Obama, Romney campaigns to square off over energy

Stanford University law Professor Dan Reicher, a familiar face in energy policy circles who served on Obama’s transition team, will represent the president’s campaign. He’s the executive director of the Steyer-Taylor Center for Energy Policy and Finance at Stanford University, a project of the Stanford Law School and Stanford Graduate School of Business.

He came to Stanford in 2011 from Google, where he headed climate change and energy initiatives for the tech giant for several years. Reicher was the Energy Department’s assistant secretary for energy efficiency and renewable energy under former President Clinton.

But Romney, the presumptive GOP White House nominee, is bringing a former high-level Energy Department official of his own into the fray. Reicher will debate Linda Stuntz, a founding partner of the Washington, D.C., law firm Stuntz, Davis & Staffier, P.C.

Stuntz’s career includes service as deputy secretary of energy under former President George H.W. Bush, and before that she served as minority counsel to the House Energy and Commerce Committee.

Stuntz is on the board of Raytheon Co. and Royal Dutch Shell, among other current and former affiliations.

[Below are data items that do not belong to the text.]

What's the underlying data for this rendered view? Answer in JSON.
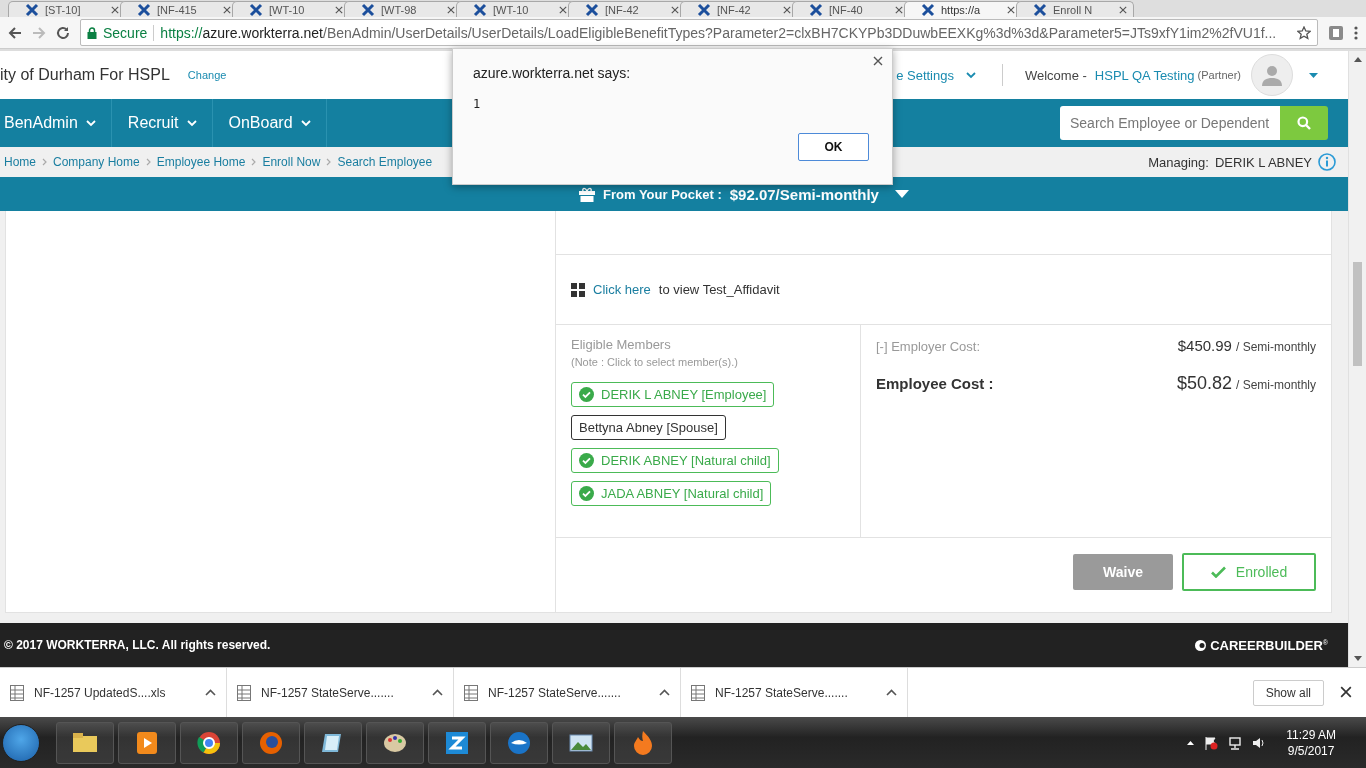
{
  "browser": {
    "tabs": [
      {
        "label": "[ST-10]",
        "selected": false
      },
      {
        "label": "[NF-415",
        "selected": false
      },
      {
        "label": "[WT-10",
        "selected": false
      },
      {
        "label": "[WT-98",
        "selected": false
      },
      {
        "label": "[WT-10",
        "selected": false
      },
      {
        "label": "[NF-42",
        "selected": false
      },
      {
        "label": "[NF-42",
        "selected": false
      },
      {
        "label": "[NF-40",
        "selected": false
      },
      {
        "label": "https://a",
        "selected": true
      },
      {
        "label": "Enroll N",
        "selected": false
      }
    ],
    "secure_label": "Secure",
    "url_scheme": "https://",
    "url_host": "azure.workterra.net",
    "url_path": "/BenAdmin/UserDetails/UserDetails/LoadEligibleBenefitTypes?Parameter2=clxBH7CKYPb3DDuwbEEXKg%3d%3d&Parameter5=JTs9xfY1im2%2fVU1f..."
  },
  "header": {
    "company": "ity of Durham For HSPL",
    "change_link": "Change",
    "settings": "e Settings",
    "welcome": "Welcome -",
    "user": "HSPL QA Testing",
    "role": "(Partner)"
  },
  "nav": {
    "items": [
      "BenAdmin",
      "Recruit",
      "OnBoard"
    ],
    "search": {
      "placeholder": "Search Employee or Dependent"
    }
  },
  "breadcrumbs": [
    "Home",
    "Company Home",
    "Employee Home",
    "Enroll Now",
    "Search Employee"
  ],
  "managing": {
    "label": "Managing:",
    "name": "DERIK L ABNEY"
  },
  "pocket": {
    "label": "From Your Pocket :",
    "amount": "$92.07/Semi-monthly"
  },
  "card": {
    "link": "Click here",
    "link_rest": "to view Test_Affidavit",
    "members_title": "Eligible Members",
    "members_note": "(Note : Click to select member(s).)",
    "members": [
      {
        "label": "DERIK L ABNEY [Employee]",
        "selected": true
      },
      {
        "label": "Bettyna Abney [Spouse]",
        "selected": false
      },
      {
        "label": "DERIK ABNEY [Natural child]",
        "selected": true
      },
      {
        "label": "JADA ABNEY [Natural child]",
        "selected": true
      }
    ],
    "employer_cost_label": "[-] Employer Cost:",
    "employer_cost": "$450.99",
    "employer_period": "/ Semi-monthly",
    "employee_cost_label": "Employee Cost :",
    "employee_cost": "$50.82",
    "employee_period": "/ Semi-monthly",
    "waive_button": "Waive",
    "enrolled_button": "Enrolled"
  },
  "footer": {
    "copyright": "© 2017 WORKTERRA, LLC. All rights reserved.",
    "brand": "CAREERBUILDER",
    "brand_mark": "®"
  },
  "downloads": {
    "items": [
      "NF-1257 UpdatedS....xls",
      "NF-1257 StateServe.......",
      "NF-1257 StateServe.......",
      "NF-1257 StateServe......."
    ],
    "show_all": "Show all"
  },
  "taskbar": {
    "time": "11:29 AM",
    "date": "9/5/2017"
  },
  "dialog": {
    "title": "azure.workterra.net says:",
    "message": "1",
    "ok_button": "OK"
  }
}
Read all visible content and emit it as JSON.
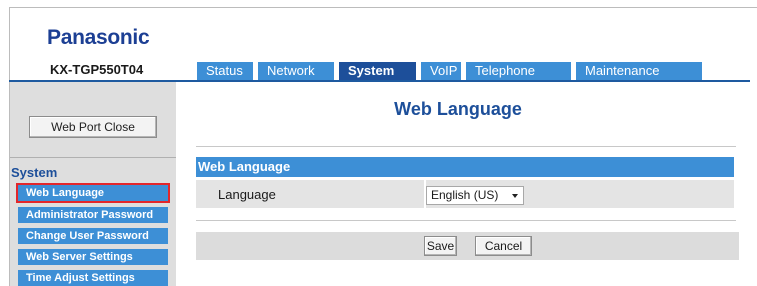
{
  "header": {
    "brand": "Panasonic",
    "model": "KX-TGP550T04"
  },
  "tabs": [
    {
      "label": "Status"
    },
    {
      "label": "Network"
    },
    {
      "label": "System"
    },
    {
      "label": "VoIP"
    },
    {
      "label": "Telephone"
    },
    {
      "label": "Maintenance"
    }
  ],
  "sidebar": {
    "port_button": "Web Port Close",
    "section_title": "System",
    "items": [
      {
        "label": "Web Language"
      },
      {
        "label": "Administrator Password"
      },
      {
        "label": "Change User Password"
      },
      {
        "label": "Web Server Settings"
      },
      {
        "label": "Time Adjust Settings"
      }
    ]
  },
  "main": {
    "page_title": "Web Language",
    "section_title": "Web Language",
    "language_label": "Language",
    "language_value": "English (US)",
    "save_label": "Save",
    "cancel_label": "Cancel"
  },
  "colors": {
    "brand": "#1c3f94",
    "tab": "#3d8fd6",
    "tab_active": "#1d4f9a",
    "highlight": "#e3262b"
  }
}
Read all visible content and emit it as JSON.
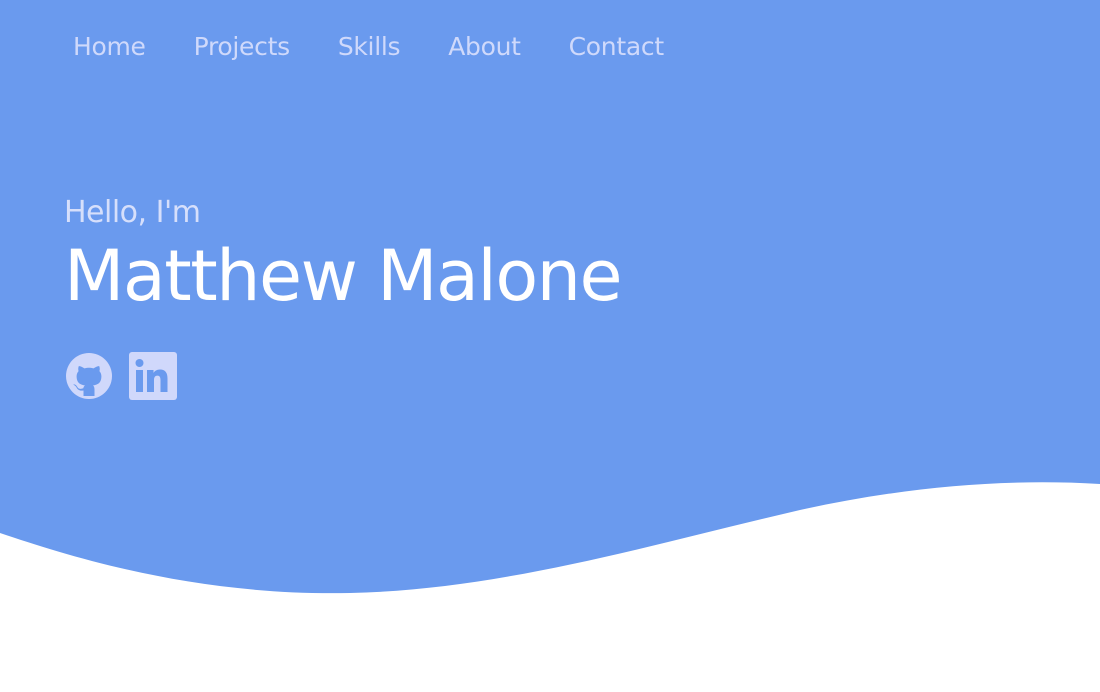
{
  "colors": {
    "hero_background": "#6a9aee",
    "page_background": "#ffffff",
    "nav_text": "#cfd9fb",
    "greeting_text": "#d6dffb",
    "name_text": "#ffffff",
    "icon_color": "#d0d8fb"
  },
  "nav": {
    "items": [
      {
        "label": "Home"
      },
      {
        "label": "Projects"
      },
      {
        "label": "Skills"
      },
      {
        "label": "About"
      },
      {
        "label": "Contact"
      }
    ]
  },
  "hero": {
    "greeting": "Hello, I'm",
    "name": "Matthew Malone"
  },
  "socials": [
    {
      "icon": "github-icon"
    },
    {
      "icon": "linkedin-icon"
    }
  ]
}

The debate will be held at the Newseum and moderated by Gerald Seib, the Washington Editor of The Wall Street Journal.

There should be plenty to talk about.

Romney, on the stump, has bashed Obama on energy, alleging he’s keeping too many areas off-limits to oil-and-gas drilling and imposing too many regulations.

Romney’s energy and environmental platform calls for stripping the Environmental Protection Agency’s power to regulate greenhouse gas emissions and expanding oil-and-gas leasing to include areas that are currently off-limits, including the Atlantic and Pacific coasts and the Arctic National Wildlife Refuge, among other measures.

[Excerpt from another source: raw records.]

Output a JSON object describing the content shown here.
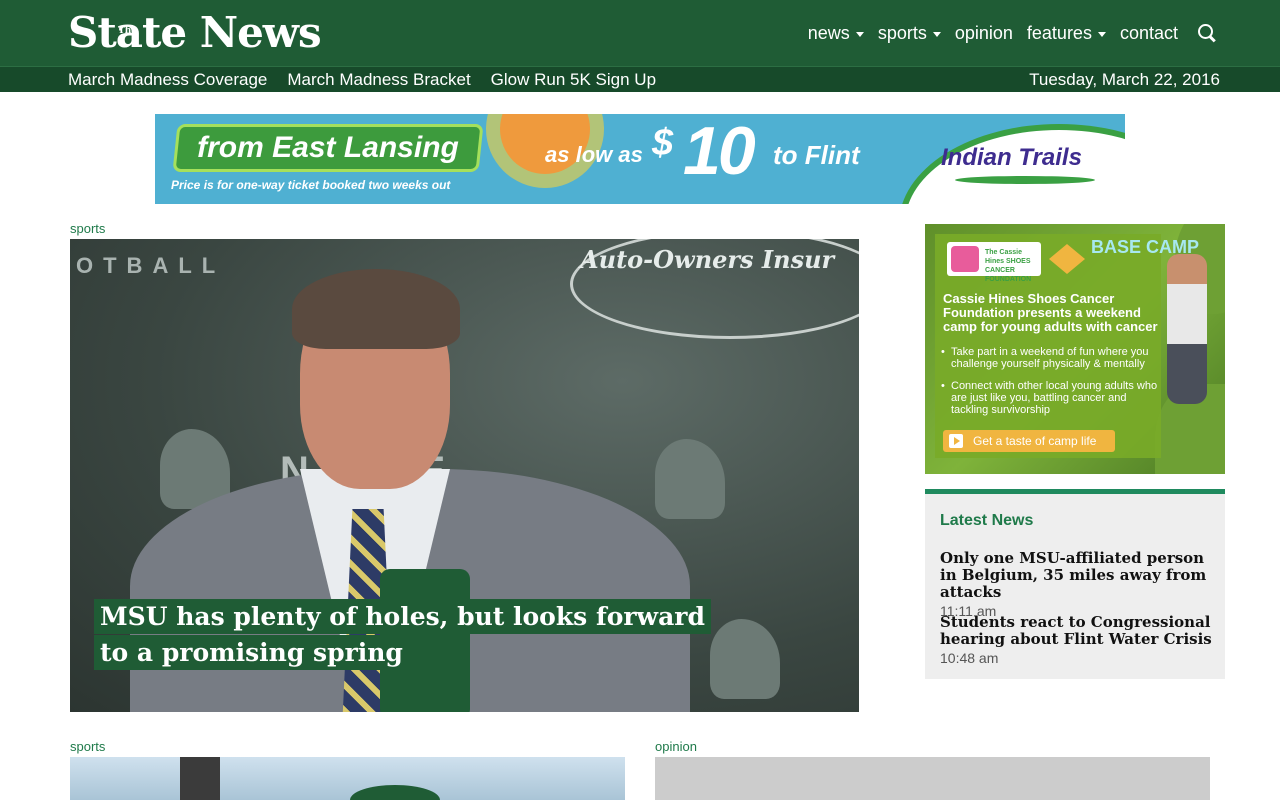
{
  "header": {
    "logo_the": "The",
    "logo": "State News",
    "nav": [
      {
        "label": "news",
        "dropdown": true
      },
      {
        "label": "sports",
        "dropdown": true
      },
      {
        "label": "opinion",
        "dropdown": false
      },
      {
        "label": "features",
        "dropdown": true
      },
      {
        "label": "contact",
        "dropdown": false
      }
    ],
    "search_icon": "search-icon",
    "quick_links": [
      "March Madness Coverage",
      "March Madness Bracket",
      "Glow Run 5K Sign Up"
    ],
    "date": "Tuesday, March 22, 2016"
  },
  "ad_top": {
    "from": "from East Lansing",
    "fine_print": "Price is for one-way ticket booked two weeks out",
    "low": "as low as",
    "dollar": "$",
    "price": "10",
    "dest": "to Flint",
    "brand": "Indian Trails"
  },
  "hero": {
    "section": "sports",
    "sponsor_text": "Auto-Owners Insur",
    "wall_text_1": "OTBALL",
    "wall_text_2": "N STATE",
    "headline": "MSU has plenty of holes, but looks forward to a promising spring"
  },
  "ad_side": {
    "foundation_logo": "The Cassie Hines SHOES CANCER FOUNDATION",
    "camp_logo": "BASE CAMP",
    "title": "Cassie Hines Shoes Cancer Foundation presents a weekend camp for young adults with cancer",
    "bullets": [
      "Take part in a weekend of fun where you challenge yourself physically & mentally",
      "Connect with other local young adults who are just like you, battling cancer and tackling survivorship"
    ],
    "cta": "Get a taste of camp life"
  },
  "latest": {
    "title": "Latest News",
    "stories": [
      {
        "title": "Only one MSU-affiliated person in Belgium, 35 miles away from attacks",
        "time": "11:11 am"
      },
      {
        "title": "Students react to Congressional hearing about Flint Water Crisis",
        "time": "10:48 am"
      }
    ]
  },
  "bottom": {
    "left_section": "sports",
    "right_section": "opinion"
  },
  "colors": {
    "brand_green": "#1f5c35",
    "subbar_green": "#174a2a",
    "accent_green": "#1f8a5e",
    "label_green": "#1f7a4a"
  }
}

Obama has parried attacks by voicing support for domestic drilling and noting rising oil-and-gas production in recent years, but also wants to strip what he calls unnecessary tax breaks for fossil fuels producers.

The president backs a muscular federal role in spurring commercialization of green-energy technologies, while Romney has warned against “picking winners and losers” and calls for a more limited federal role focused on basic research.

On the Keystone XL oil sands pipeline, Romney has pledged to authorize TransCanada Corp.’s proposed Alberta-to-Texas pipeline on “Day One,” while the White House plans to continue reviewing the application for a cross-border permit into 2013.